Commissioner of Revenue Smedley reported dead

By Roger Bianchini
Warren County Report

After the sudden onset of chest pains within the last 48 hours, it has been reported from multiple but unconfirmed sources, that Warren County Commissioner of the Revenue John Smedley is dead. We first got the news that Smedley had passed from a friend citing a source within county government around 9:30 p.m., Friday evening, Aug. 24. We later discovered a second source in county government had e-mailed us of hearing the same news just before 9 p.m.

As reported in the accompanying press release, Warren County acknowledged Smedley’s death at 11:38 p.m., Friday evening.

At the Aug. 24 press conference introducing Norman Shiflett as the next town police chief, both town and county officials told us around 4:30 p.m. that afternoon that Smedley was clinging to life following what they believed to be emergency quadruple heart bypass surgery within the past 36 hours.

Prior to the police chief press conference (see accompanying story), Town Councilman Hollis Tharpe first told us Smedley was on life support following complications believed to have arisen after Smedley initially came out of what appeared to be successful surgery. Then Happy Creek Supervisor Tony Carter arrived and said the news was worse – that Smedley had taken a pronounced turn for the worse and was scheduled to be taken off life support at some point after 7 p.m. that evening.

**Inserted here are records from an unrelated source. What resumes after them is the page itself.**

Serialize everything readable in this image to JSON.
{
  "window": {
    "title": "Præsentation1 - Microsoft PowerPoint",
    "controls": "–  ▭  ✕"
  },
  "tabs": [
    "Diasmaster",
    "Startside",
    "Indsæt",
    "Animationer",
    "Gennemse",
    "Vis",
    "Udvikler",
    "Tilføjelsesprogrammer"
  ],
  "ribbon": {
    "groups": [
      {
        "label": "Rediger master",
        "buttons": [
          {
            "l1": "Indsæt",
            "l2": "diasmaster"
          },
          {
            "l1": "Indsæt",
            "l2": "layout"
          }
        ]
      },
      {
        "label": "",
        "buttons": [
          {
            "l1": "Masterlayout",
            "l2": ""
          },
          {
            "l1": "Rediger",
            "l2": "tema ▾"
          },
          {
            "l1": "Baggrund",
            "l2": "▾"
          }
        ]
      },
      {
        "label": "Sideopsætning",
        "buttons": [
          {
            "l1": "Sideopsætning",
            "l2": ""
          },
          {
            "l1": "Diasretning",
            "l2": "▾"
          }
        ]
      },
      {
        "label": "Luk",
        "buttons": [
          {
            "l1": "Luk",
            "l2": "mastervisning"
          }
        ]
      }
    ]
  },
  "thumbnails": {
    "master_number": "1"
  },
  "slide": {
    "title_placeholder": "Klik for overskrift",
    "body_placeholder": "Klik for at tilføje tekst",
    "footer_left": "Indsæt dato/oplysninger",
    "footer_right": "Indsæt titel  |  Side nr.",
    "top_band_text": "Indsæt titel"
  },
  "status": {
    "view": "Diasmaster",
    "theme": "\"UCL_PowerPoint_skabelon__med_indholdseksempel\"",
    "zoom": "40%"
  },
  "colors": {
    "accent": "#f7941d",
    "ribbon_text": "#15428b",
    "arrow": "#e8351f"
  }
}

Carter said it was his understanding Smedley had driven himself to the local hospital after experiencing chest pains and that he had then been transferred and the surgery had taken place at Winchester Medical Center.

Smedley was a self-made man with a GED, who fended off numerous electoral challenges to the county constitutional officer position he has held for two-plus decades. Even after establishing himself in the well-paying revenue commissioner position, Smedley continued to augment his income delivering The Washington Post newspaper in the county before he lost that job to cutbacks in the newspaper industry, which even impacted the mighty Post this past decade.

While considered too brusque or confrontational by critics and his diverse political challengers, we found Smedley, if not always in agreement with our coverage of county tax assessment and revenue issues, to be accommodating and humorous in our interactions with him.

Whatever one’s view of John Smedley, he was without doubt an old-school, small-town success story and a political figure who broke the mold.